Australian Race Discrimination Commissioner Dr Tim Soutphommasane has warned of emerging threats to social cohesion and “serious concerns” about a “deterioration of community harmony”. The comments were made in his address to the National Press Club in Canberra this week.
“I hold serious concerns about a deterioration of community harmony – a deterioration that warrants close attention from government and leaders,” Commissioner Soutphommasane said.
“Anxieties about the threat of Islamist extremism have fed a rise in the harassment of Muslim and Arab Australians, many of whom feel under constant suspicion and constant pressure to demonstrate their national loyalty.
“There has been a marked increase in reports of anti-Semitism, part of the global resurgence in anti-Jewish feeling. There are signs of rising anti-Chinese sentiment, increasingly expressed in the realm of heated property markets in Sydney and Melbourne. Organised racist movements, having been in retreat, appear to be revitalised.”
Commissioner Soutphommasane also cautioned against dramatic changes to our citizenship regime without careful deliberation.
“Citizenship is the keystone of our national unity – the formal statement of our national identity,” he said.

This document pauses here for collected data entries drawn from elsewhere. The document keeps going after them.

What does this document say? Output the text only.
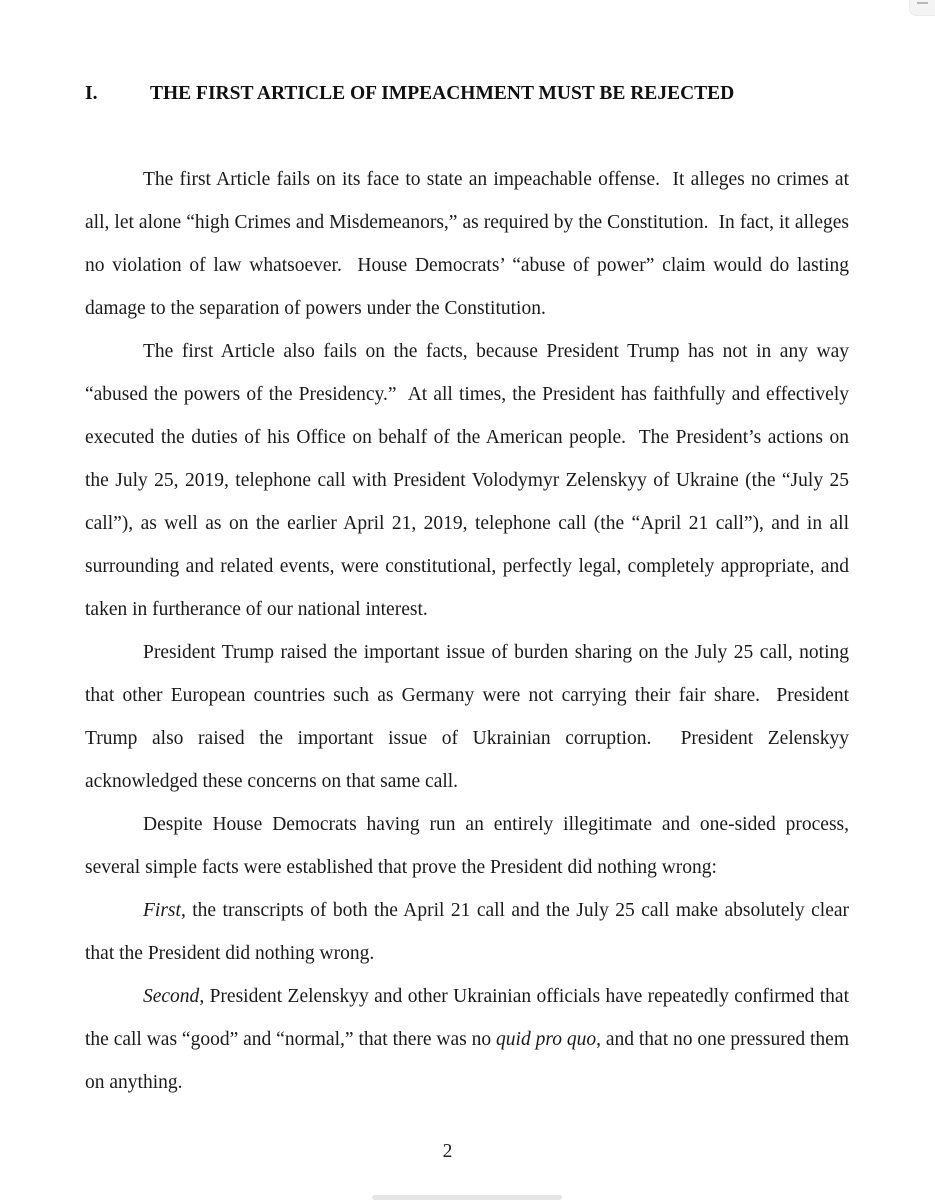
I.	THE FIRST ARTICLE OF IMPEACHMENT MUST BE REJECTED

The first Article fails on its face to state an impeachable offense.  It alleges no crimes at all, let alone “high Crimes and Misdemeanors,” as required by the Constitution.  In fact, it alleges no violation of law whatsoever.  House Democrats’ “abuse of power” claim would do lasting damage to the separation of powers under the Constitution.

The first Article also fails on the facts, because President Trump has not in any way “abused the powers of the Presidency.”  At all times, the President has faithfully and effectively executed the duties of his Office on behalf of the American people.  The President’s actions on the July 25, 2019, telephone call with President Volodymyr Zelenskyy of Ukraine (the “July 25 call”), as well as on the earlier April 21, 2019, telephone call (the “April 21 call”), and in all surrounding and related events, were constitutional, perfectly legal, completely appropriate, and taken in furtherance of our national interest.

President Trump raised the important issue of burden sharing on the July 25 call, noting that other European countries such as Germany were not carrying their fair share.  President Trump also raised the important issue of Ukrainian corruption.  President Zelenskyy acknowledged these concerns on that same call.

Despite House Democrats having run an entirely illegitimate and one-sided process, several simple facts were established that prove the President did nothing wrong:

First, the transcripts of both the April 21 call and the July 25 call make absolutely clear that the President did nothing wrong.

Second, President Zelenskyy and other Ukrainian officials have repeatedly confirmed that the call was “good” and “normal,” that there was no quid pro quo, and that no one pressured them on anything.

2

“While we must respond to threats to national security, we should be careful not to create division. We should be careful not to make people feel that their standing as citizens is vulnerable. We should remember that civic security strengthens our national security.”
The Commissioner also announced the second phase of the National Anti-Racism Strategy and the Racism. It Stops With Me campaign following the release of an evaluation and future directions report.
“We have identified two themes that will define our work: supporting diversity and inclusion, and combating prejudice and discrimination,” Commissioner Soutphommsane said.
“In supporting diversity and inclusion, the Strategy will work closely with those in corporate Australia who are embracing cultural diversity.
“This afternoon, I welcome Westpac as a new supporter to the Racism. It Stops with Me campaign.”
Commissioner Soutphommasane also announced the involvement of Twitter and a renewed partnership with NRL.
“We will be helping the NRL to develop its policies on social inclusion and cultural diversity,” Commissioner Soutphommasane said.
“In media, we are working with Twitter to continue our work in combating prejudice online – to empower people to counter hate speech and prevent it from gaining a new digital foothold.”
The National Anti-Racism Strategy and the Racism. It Stops With Me campaign aim to promote understanding in the community about what racism is and how it can be prevented. Over the past three years, more than 360 organisations have pledged support for the campaign.
In a survey of campaign supporters, 84 per cent of respondents said the campaign had a positive impact. They reported that the campaign helped start conversations, sent clear messages, provided leadership and empowered action.
The internet has become the new battleground for extremism, with people using the platform to brazenly express racist and intolerant views, Soutphommasane argued.
The commissioner said most Australians backed multiculturalism, as shown in the public outcry over now-overturned plans to water down the Racial Discrimination Act.